Pour ce qui concerne l’universalisme, la Rencontre de l’autre s’inscrit dans un contexte exigeant au plan de l’humilité et de la pureté du cœur. Si les Béatitudes sont centrales dans la prédication de Jésus, incontournables, fondatrices, je reste convaincu qu’il y a de par le monde des hommes et des femmes qui sur les chemins de la vie ont, d’une certaine manière, rencontré le Christ en dehors de toute Mission et de toute prédication. Nous ne pouvons enfermer le Christ dans nos théologies systématiques, nos dogmatiques minéralisées. Ces femmes et ces hommes vivent leur foi à leur façon souvent incompréhensible pour nous, voire insupportable ; on oublie trop souvent qu’il en est de même pour eux lorsqu’on leur expose des « vérités » forgées au creuset du Judaïsme, des philosophies grecques et des contingences de l’Histoire.
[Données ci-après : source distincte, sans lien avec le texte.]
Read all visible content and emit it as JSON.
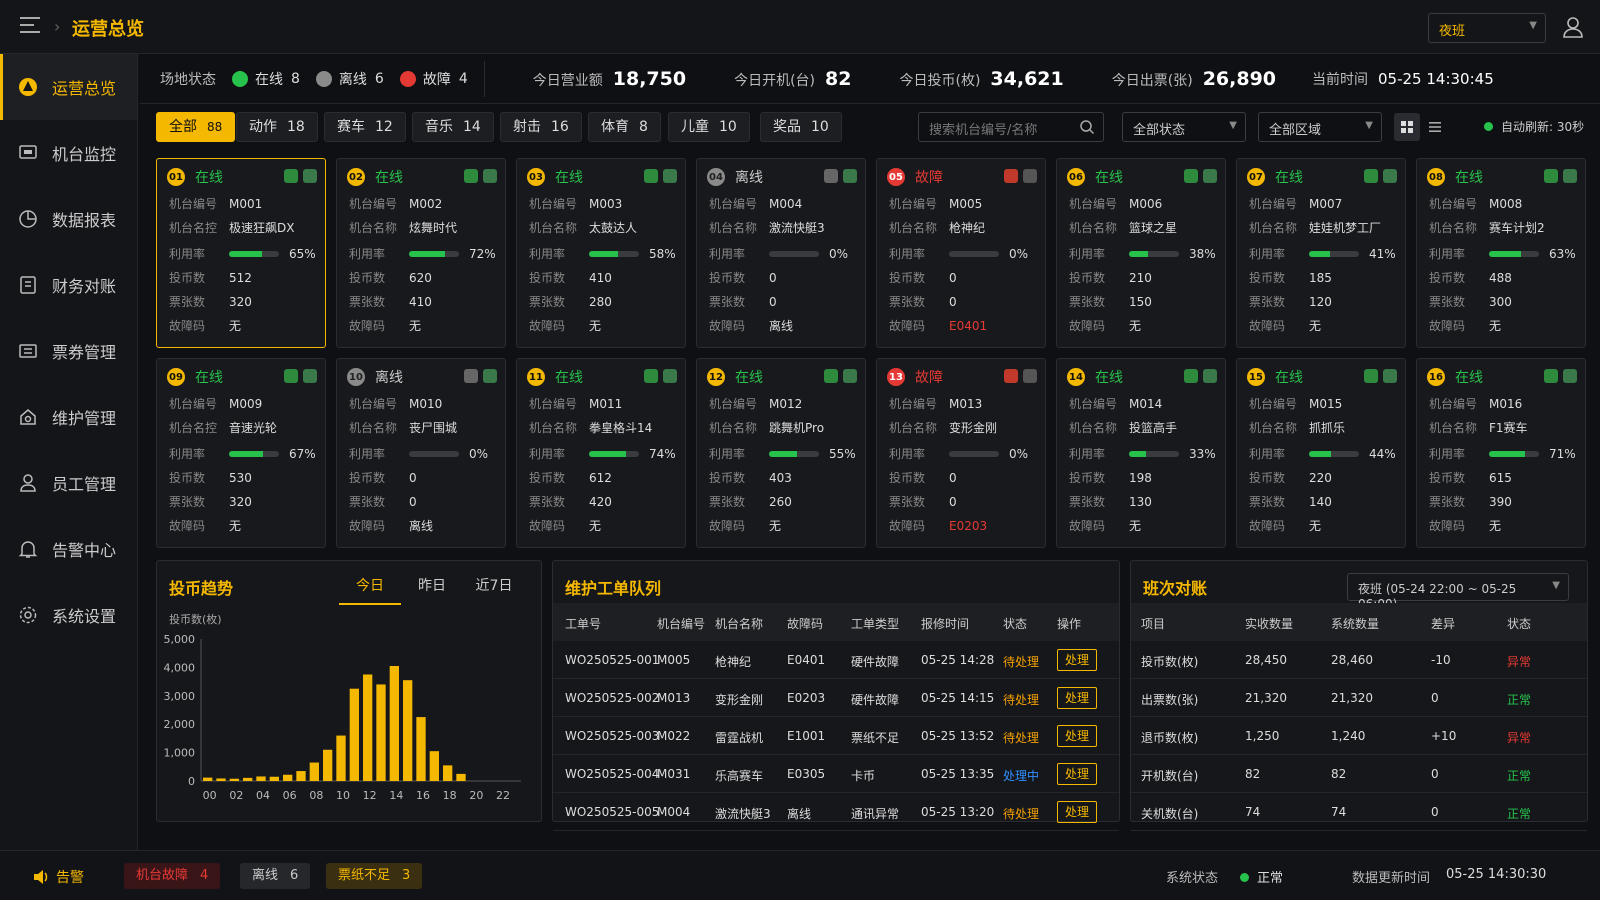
{
  "app": {
    "title": "运营总览",
    "shift": "夜班"
  },
  "colors": {
    "accent": "#f5b800",
    "online": "#27c24c",
    "fault": "#e53935",
    "offline": "#8a8a8a"
  },
  "sidebar": {
    "items": [
      {
        "label": "运营总览",
        "icon": "dashboard-icon"
      },
      {
        "label": "机台监控",
        "icon": "monitor-icon"
      },
      {
        "label": "数据报表",
        "icon": "report-icon"
      },
      {
        "label": "财务对账",
        "icon": "finance-icon"
      },
      {
        "label": "票券管理",
        "icon": "ticket-icon"
      },
      {
        "label": "维护管理",
        "icon": "maintenance-icon"
      },
      {
        "label": "员工管理",
        "icon": "user-icon"
      },
      {
        "label": "告警中心",
        "icon": "bell-icon"
      },
      {
        "label": "系统设置",
        "icon": "gear-icon"
      }
    ]
  },
  "status": {
    "label": "场地状态",
    "online_label": "在线",
    "online": "8",
    "offline_label": "离线",
    "offline": "6",
    "fault_label": "故障",
    "fault": "4"
  },
  "kpis": [
    {
      "label": "今日营业额",
      "value": "18,750"
    },
    {
      "label": "今日开机(台)",
      "value": "82"
    },
    {
      "label": "今日投币(枚)",
      "value": "34,621"
    },
    {
      "label": "今日出票(张)",
      "value": "26,890"
    }
  ],
  "time": {
    "label": "当前时间",
    "value": "05-25 14:30:45"
  },
  "filters": {
    "categories": [
      {
        "label": "全部",
        "count": "88"
      },
      {
        "label": "动作",
        "count": "18"
      },
      {
        "label": "赛车",
        "count": "12"
      },
      {
        "label": "音乐",
        "count": "14"
      },
      {
        "label": "射击",
        "count": "16"
      },
      {
        "label": "体育",
        "count": "8"
      },
      {
        "label": "儿童",
        "count": "10"
      },
      {
        "label": "奖品",
        "count": "10"
      }
    ],
    "search_placeholder": "搜索机台编号/名称",
    "status_select": "全部状态",
    "area_select": "全部区域",
    "auto_refresh": "自动刷新: 30秒"
  },
  "card_labels": {
    "id": "机台编号",
    "name": "机台名称",
    "name_alt": "机台名控",
    "util": "利用率",
    "coins": "投币数",
    "tickets": "票张数",
    "fault": "故障码"
  },
  "machines": [
    {
      "no": "01",
      "status": "在线",
      "state": "online",
      "id": "M001",
      "name": "极速狂飙DX",
      "util": 65,
      "util_text": "65%",
      "coins": "512",
      "tickets": "320",
      "fault": "无"
    },
    {
      "no": "02",
      "status": "在线",
      "state": "online",
      "id": "M002",
      "name": "炫舞时代",
      "util": 72,
      "util_text": "72%",
      "coins": "620",
      "tickets": "410",
      "fault": "无"
    },
    {
      "no": "03",
      "status": "在线",
      "state": "online",
      "id": "M003",
      "name": "太鼓达人",
      "util": 58,
      "util_text": "58%",
      "coins": "410",
      "tickets": "280",
      "fault": "无"
    },
    {
      "no": "04",
      "status": "离线",
      "state": "offline",
      "id": "M004",
      "name": "激流快艇3",
      "util": 0,
      "util_text": "0%",
      "coins": "0",
      "tickets": "0",
      "fault": "离线"
    },
    {
      "no": "05",
      "status": "故障",
      "state": "fault",
      "id": "M005",
      "name": "枪神纪",
      "util": 0,
      "util_text": "0%",
      "coins": "0",
      "tickets": "0",
      "fault": "E0401"
    },
    {
      "no": "06",
      "status": "在线",
      "state": "online",
      "id": "M006",
      "name": "篮球之星",
      "util": 38,
      "util_text": "38%",
      "coins": "210",
      "tickets": "150",
      "fault": "无"
    },
    {
      "no": "07",
      "status": "在线",
      "state": "online",
      "id": "M007",
      "name": "娃娃机梦工厂",
      "util": 41,
      "util_text": "41%",
      "coins": "185",
      "tickets": "120",
      "fault": "无"
    },
    {
      "no": "08",
      "status": "在线",
      "state": "online",
      "id": "M008",
      "name": "赛车计划2",
      "util": 63,
      "util_text": "63%",
      "coins": "488",
      "tickets": "300",
      "fault": "无"
    },
    {
      "no": "09",
      "status": "在线",
      "state": "online",
      "id": "M009",
      "name": "音速光轮",
      "util": 67,
      "util_text": "67%",
      "coins": "530",
      "tickets": "320",
      "fault": "无"
    },
    {
      "no": "10",
      "status": "离线",
      "state": "offline",
      "id": "M010",
      "name": "丧尸围城",
      "util": 0,
      "util_text": "0%",
      "coins": "0",
      "tickets": "0",
      "fault": "离线"
    },
    {
      "no": "11",
      "status": "在线",
      "state": "online",
      "id": "M011",
      "name": "拳皇格斗14",
      "util": 74,
      "util_text": "74%",
      "coins": "612",
      "tickets": "420",
      "fault": "无"
    },
    {
      "no": "12",
      "status": "在线",
      "state": "online",
      "id": "M012",
      "name": "跳舞机Pro",
      "util": 55,
      "util_text": "55%",
      "coins": "403",
      "tickets": "260",
      "fault": "无"
    },
    {
      "no": "13",
      "status": "故障",
      "state": "fault",
      "id": "M013",
      "name": "变形金刚",
      "util": 0,
      "util_text": "0%",
      "coins": "0",
      "tickets": "0",
      "fault": "E0203"
    },
    {
      "no": "14",
      "status": "在线",
      "state": "online",
      "id": "M014",
      "name": "投篮高手",
      "util": 33,
      "util_text": "33%",
      "coins": "198",
      "tickets": "130",
      "fault": "无"
    },
    {
      "no": "15",
      "status": "在线",
      "state": "online",
      "id": "M015",
      "name": "抓抓乐",
      "util": 44,
      "util_text": "44%",
      "coins": "220",
      "tickets": "140",
      "fault": "无"
    },
    {
      "no": "16",
      "status": "在线",
      "state": "online",
      "id": "M016",
      "name": "F1赛车",
      "util": 71,
      "util_text": "71%",
      "coins": "615",
      "tickets": "390",
      "fault": "无"
    }
  ],
  "trend": {
    "title": "投币趋势",
    "tabs": [
      "今日",
      "昨日",
      "近7日"
    ]
  },
  "chart_data": {
    "type": "bar",
    "ylabel": "投币数(枚)",
    "ylim": [
      0,
      5000
    ],
    "yticks": [
      "5,000",
      "4,000",
      "3,000",
      "2,000",
      "1,000",
      "0"
    ],
    "xticks": [
      "00",
      "02",
      "04",
      "06",
      "08",
      "10",
      "12",
      "14",
      "16",
      "18",
      "20",
      "22"
    ],
    "values": [
      120,
      90,
      80,
      110,
      160,
      150,
      220,
      350,
      650,
      1100,
      1600,
      3250,
      3750,
      3400,
      4050,
      3550,
      2250,
      1050,
      550,
      250,
      0,
      0,
      0,
      0
    ],
    "color": "#f5b800",
    "grid": false
  },
  "workorders": {
    "title": "维护工单队列",
    "headers": [
      "工单号",
      "机台编号",
      "机台名称",
      "故障码",
      "工单类型",
      "报修时间",
      "状态",
      "操作"
    ],
    "rows": [
      {
        "id": "WO250525-001",
        "mid": "M005",
        "name": "枪神纪",
        "code": "E0401",
        "type": "硬件故障",
        "time": "05-25 14:28",
        "status": "待处理",
        "cls": "orange",
        "action": "处理"
      },
      {
        "id": "WO250525-002",
        "mid": "M013",
        "name": "变形金刚",
        "code": "E0203",
        "type": "硬件故障",
        "time": "05-25 14:15",
        "status": "待处理",
        "cls": "orange",
        "action": "处理"
      },
      {
        "id": "WO250525-003",
        "mid": "M022",
        "name": "雷霆战机",
        "code": "E1001",
        "type": "票纸不足",
        "time": "05-25 13:52",
        "status": "待处理",
        "cls": "orange",
        "action": "处理"
      },
      {
        "id": "WO250525-004",
        "mid": "M031",
        "name": "乐高赛车",
        "code": "E0305",
        "type": "卡币",
        "time": "05-25 13:35",
        "status": "处理中",
        "cls": "blue",
        "action": "处理"
      },
      {
        "id": "WO250525-005",
        "mid": "M004",
        "name": "激流快艇3",
        "code": "离线",
        "type": "通讯异常",
        "time": "05-25 13:20",
        "status": "待处理",
        "cls": "orange",
        "action": "处理"
      }
    ]
  },
  "recon": {
    "title": "班次对账",
    "shift_select": "夜班 (05-24 22:00 ~ 05-25 06:00)",
    "headers": [
      "项目",
      "实收数量",
      "系统数量",
      "差异",
      "状态"
    ],
    "rows": [
      {
        "item": "投币数(枚)",
        "actual": "28,450",
        "system": "28,460",
        "diff": "-10",
        "status": "异常",
        "cls": "red"
      },
      {
        "item": "出票数(张)",
        "actual": "21,320",
        "system": "21,320",
        "diff": "0",
        "status": "正常",
        "cls": "green"
      },
      {
        "item": "退币数(枚)",
        "actual": "1,250",
        "system": "1,240",
        "diff": "+10",
        "status": "异常",
        "cls": "red"
      },
      {
        "item": "开机数(台)",
        "actual": "82",
        "system": "82",
        "diff": "0",
        "status": "正常",
        "cls": "green"
      },
      {
        "item": "关机数(台)",
        "actual": "74",
        "system": "74",
        "diff": "0",
        "status": "正常",
        "cls": "green"
      }
    ]
  },
  "footer": {
    "alarm": "告警",
    "fault_label": "机台故障",
    "fault": "4",
    "offline_label": "离线",
    "offline": "6",
    "paper_label": "票纸不足",
    "paper": "3",
    "sys_label": "系统状态",
    "sys_value": "正常",
    "update_label": "数据更新时间",
    "update_value": "05-25 14:30:30"
  }
}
On oublie trop facilement que des femmes et des hommes ont, dans le cœur et la mémoire, les stances de la Bhagavad-Gita et autres Upanishad pour ne citer que ces textes ; qu’ils ont un rituel sacrificiel qui est plus que respectable même s’il nous gêne parfois. Des chrétiens ont retrouvé leur foi au Christ au contact providentiel de ces hommes, de ces femmes qui ont tant à nous apprendre ; c’est de ces Rencontres que jaillit le feu de l’amour véritable ; il suppose un certain dépouillement, une ascèse, une éthique d’abandon de toute arrogance. Il n’y a pas de christologie universelle, passe-partout, immuable. Dieu n’est pas « un moteur immobile ». Il est « Énergie ». Il est « Inconnaissable ». Il est « Amour », à savoir le dispensateur de la Grâce incréée, qui rayonne dans tout l’Univers. Par conséquent, pourquoi et de quel droit limiter les christophanies, les apparitions du Christ, à notre petit monde, à nos façons de penser ? Il vaut la peine d’y réfléchir sans craindre de trahir notre foi, bien au contraire.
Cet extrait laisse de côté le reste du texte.